Ce changement s’était surtout opéré pendant le séjour de Co-lo-mo-o à la baie de Ha-ha, et le jeune sagamo, revenu, il y avait une semaine au plus, et contraint de se cacher pour se soustraire au mandat d’amener qui le poursuivait, n’avait encore osé paraître à Caughnawagha.

Mu-us-lu-lu le savait dans les environs.
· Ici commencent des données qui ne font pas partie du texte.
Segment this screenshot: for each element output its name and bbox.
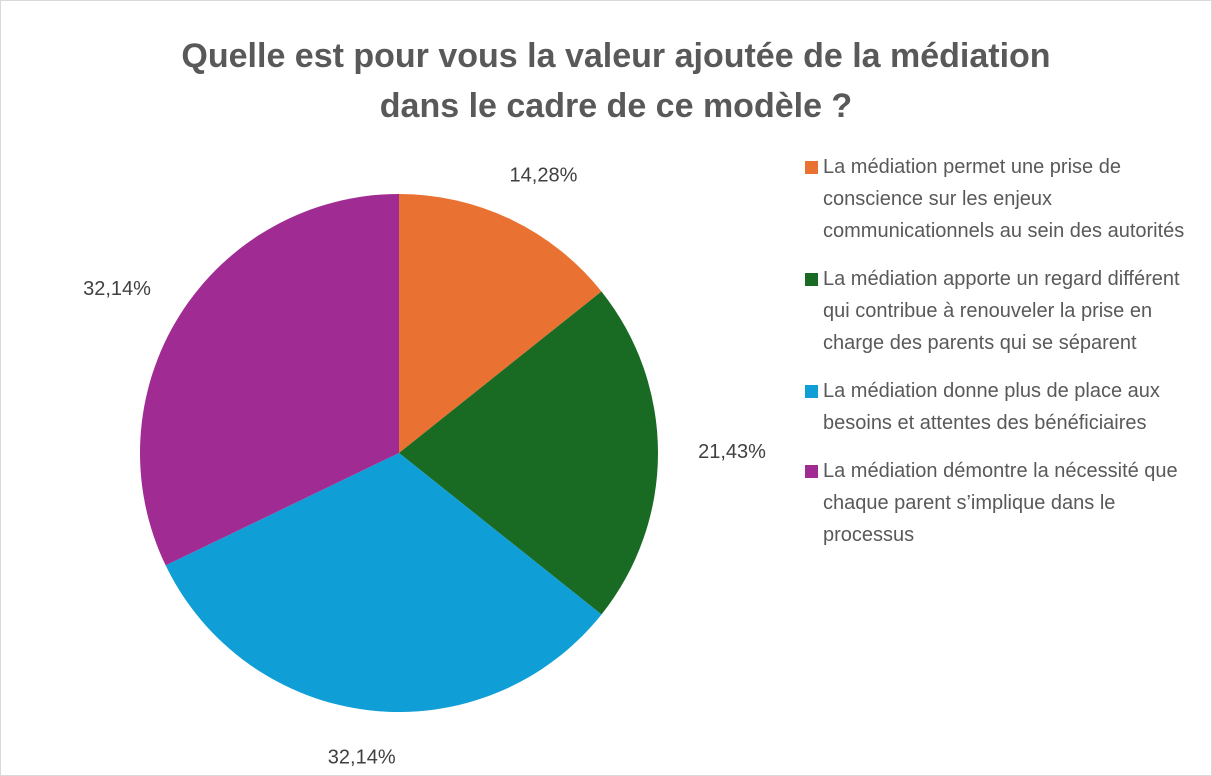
data-label: 14,28% <box>510 165 578 187</box>
legend-label: La médiation permet une prise de conscie… <box>823 156 1185 242</box>
legend-swatch <box>805 161 818 174</box>
legend-item: La médiation démontre la nécessité que c… <box>805 455 1185 551</box>
legend-swatch <box>805 385 818 398</box>
legend-swatch <box>805 465 818 478</box>
pie-slice <box>165 453 602 712</box>
data-label: 21,43% <box>698 441 766 463</box>
legend-label: La médiation donne plus de place aux bes… <box>823 380 1160 434</box>
pie-slice <box>140 194 399 566</box>
legend-label: La médiation démontre la nécessité que c… <box>823 460 1178 546</box>
pie-slice <box>399 291 658 615</box>
pie-slice <box>399 194 602 453</box>
data-label: 32,14% <box>328 746 396 768</box>
legend: La médiation permet une prise de conscie… <box>805 151 1185 567</box>
legend-item: La médiation apporte un regard différent… <box>805 263 1185 359</box>
legend-label: La médiation apporte un regard différent… <box>823 268 1180 354</box>
chart-title: Quelle est pour vous la valeur ajoutée d… <box>181 37 1051 125</box>
legend-item: La médiation permet une prise de conscie… <box>805 151 1185 247</box>
data-label: 32,14% <box>83 278 151 300</box>
legend-item: La médiation donne plus de place aux bes… <box>805 375 1185 439</box>
legend-swatch <box>805 273 818 286</box>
Il mettait tout en œuvre pour le surprendre et le livrer aux Anglais.

Averti, par des espions, que le Petit-Aigle s’avançait vers Caughnawagha avec un gros bataillon de Canadiens, Mu-us-lu-lu, qui assistait alors au service divin, sortit de l’église et engagea les Iroquois à se porter au devant d’eux, comme s’ils étaient tout disposés à épouser leur cause.

— Vous les inviterez à boire et à se reposer, leur dit-il, et, quand ces damnés rebelles ne seront plus sur leurs gardes, nous les entourerons et les enchaînerons pour les mener au grand Ononthio[5], qui nous récompensera par des dons de poudre, de balles, de couvertes et d’eau de feu.

Personne ne se hasarda à combattre cette insigne perfidie.

Les insurgés, sans défiance, furent pris au piège.

Tandis qu’ils trinquaient fraternellement avec les Iroquois, ceux-ci se précipitèrent sur les armes qu’ils avaient disposées en faisceaux autour d’eux et massacrèrent les Canadiens.

Mu-us-lu-lu ne se montra qu’au moment de l’attaque, Il se jeta sur Co-lo-mo-o, le saisit par derrière, et, aidé de deux robustes sauvages, lui garrotta les mains et les pieds.

— Ouah[6] ! mon frère a fait la grimace sur ma fille, dit-il avec un rire diabolique, nous verrons quelle grimace nouvelle il fera au bout d’une corde !

Le jour même, Mu-us-lu-lu traîna le Petit-Aigle, avec soixante-dix autres prisonniers, à Montréal, devant sir John Colborne, qui lui adressa des compliments chaleureux.

Le chef indien en conçut un tel orgueil, qu’il s’écria avec toute l’emphase de la présomption exaltée à son dernier degré :

— Les Visages-Pâles ne savent pas faire la guerre ; que le grand Ononthio le permette à Mu-us-lu-lu, et avant que le soleil se soit couché deux fois Mu-us-lu-lu lui rapportera la scalpe de tous les chiens de Français qui sont dans ce pays[7].

Mais à peine avait-il parlé, qu’il pâlit, chancela et s’affaissa dans une mare de sang, sur la place Jacques Cartier où se passait cette scène.

Il avait été frappé mortellement dans le dos par un couteau poignard.

Une foule compacte de curieux se pressait autour de sir John Colborne et des prisonniers.

Vainement chercha-t-on l’assassin : il fut introuvable.

Néanmoins, de graves soupçons planèrent sur Jean, le sourd-muet de Lachine, qu’on avait vu se faufiler entre les spectateurs et rôder près de Mu-us-lu-lu.

Que ce fut lui ou non, il s’était éclipsé.

  1. Plus logiques que nous, les Canadiens ont traduit les mots anglais square par carré, wagon par char, rail par lisse, etc.
  2. Les exemples de cette horrible barbarie ne sont pas rares dans l’histoire du Canada. En 1832, un patriote canadien, Nadeau, fut pris par les Anglais et accroché, au moyen d’un clou planté dans la mâchoire inférieure, à l’aile d’un moulin à vent. Il mit trois jours à mourir !
  3. Voir la Huronne
  4. Il s’agit ici du frère de celui qui combattit à Saint-Denis.
  5. C’est le nom donné par les Indiens au gouverneur du Canada.
  6. Une des exclamations ordinaires des Indiens ; les Anglais l’écrivent waughl.